Thousands of innocent Bangalees -- many of them teachers and students of Dhaka University -- were massacred as the military launched a genocide which continued all through the nine months of the Liberation War.
On condition of anonymity, a member of the prosecution team, which is dealing with war crimes cases, told The Daily Star yesterday about this findings of the investigation agency concerned.
Azam met the then East Pakistan governor and martial law administrator, Gen Tikka Khan, the infamous “Butcher of Beluchistan”, at Dhaka cantonment a few days after the March 25 carnage.
And he told the Pakistani general that Operation Search Light had been successful, said the prosecutor, citing the probe body report on the ex-Jamaat chief.
The prosecutors yesterday informed the International Crimes Tribunal that they had received five final reports from investigators on war crimes allegations against Azam and the four Jamaat leaders now in detention.
The three-member tribunal, headed by its Chairman Justice Nizamul Huq, then directed the prosecution to submit formal charges against the four -- Jamaat Ameer Motiur Rahman Nizami, Secretary General Ali Ahsan Mohammad Mojaheed and assistant secretaries general Muhammad Kamaruzzaman and Abdul Quader Molla -- by December 5.
The prosecution, however, did not go into details of the probe body's findings regarding the war crimes of Azam or the others.
The quartet was produced before the tribunal in the morning as per its August 1 order.
Prosecutor Syed Haider Ali told the tribunal that at least one month was needed to scrutinise the investigation reports for preparing formal charges against the accused.
Also yesterday, the tribunal rejected the bail petitions filed by the Jamaat leaders in connection with the war crimes charges, and fixed December 5 for the next hearing.
At one stage of the day's proceedings, Prosecutor Zead-Al-Malum informed the tribunal of the report on Azam.
The prosecutors will place a formal charge against the former Jamaat ameer after two weeks and also pray to the tribunal to issue a warrant of arrest against him, prosecution sources said.
The probe report says Azam, ameer of then East Pakistan Jamaat-e-Islami, was responsible for genocide, murder, atrocities, war crimes and other crimes against humanity all over the country in 1971, said the prosecutor while speaking to The Daily Star yesterday.
As a civilian superior commander, Azam was involved in the crimes committed by anti-liberation outfits under the banners of Razakar Bahini, Al Badr, Al Shams and Peace Committees.
He led the Razakar Bahini that occupied a part of Mirpur in Dhaka till January 31, 1972 although the Pakistan occupation forces had surrendered to the allied forces on December 16, 1971.
The area was freed after the razakars were routed in deadly fighting.
Azam was responsible for several million Hindus' being forced to convert to Islam during the war.

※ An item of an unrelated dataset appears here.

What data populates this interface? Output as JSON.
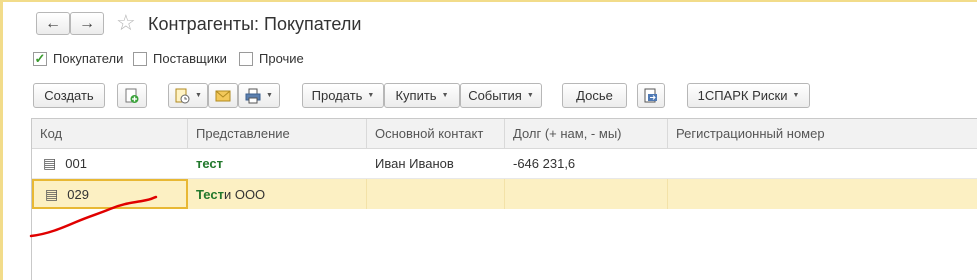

The court considers the act as a crime against humanity, the prosecutor said.
Offences perpetrated by Nizami, president of All Pakistan Islami Chhatra Sangha in 1971, cover imprisonment; abduction; confinement; torture; rape; genocide in Pabna and other regions, and abetment of and attempt or conspiracy to perform such acts.
Mojaheed committed similar crimes in greater Faridpur; Kamaruzzaman, then chief coordinator of Al Badr, in greater Mymensingh, Jamalpur, Tangail and Sherpur areas while Abdul Quader Molla, a leader of then Jamaat's student front Islami Chhatra Sangha, in Mirpur and Keraniganj area.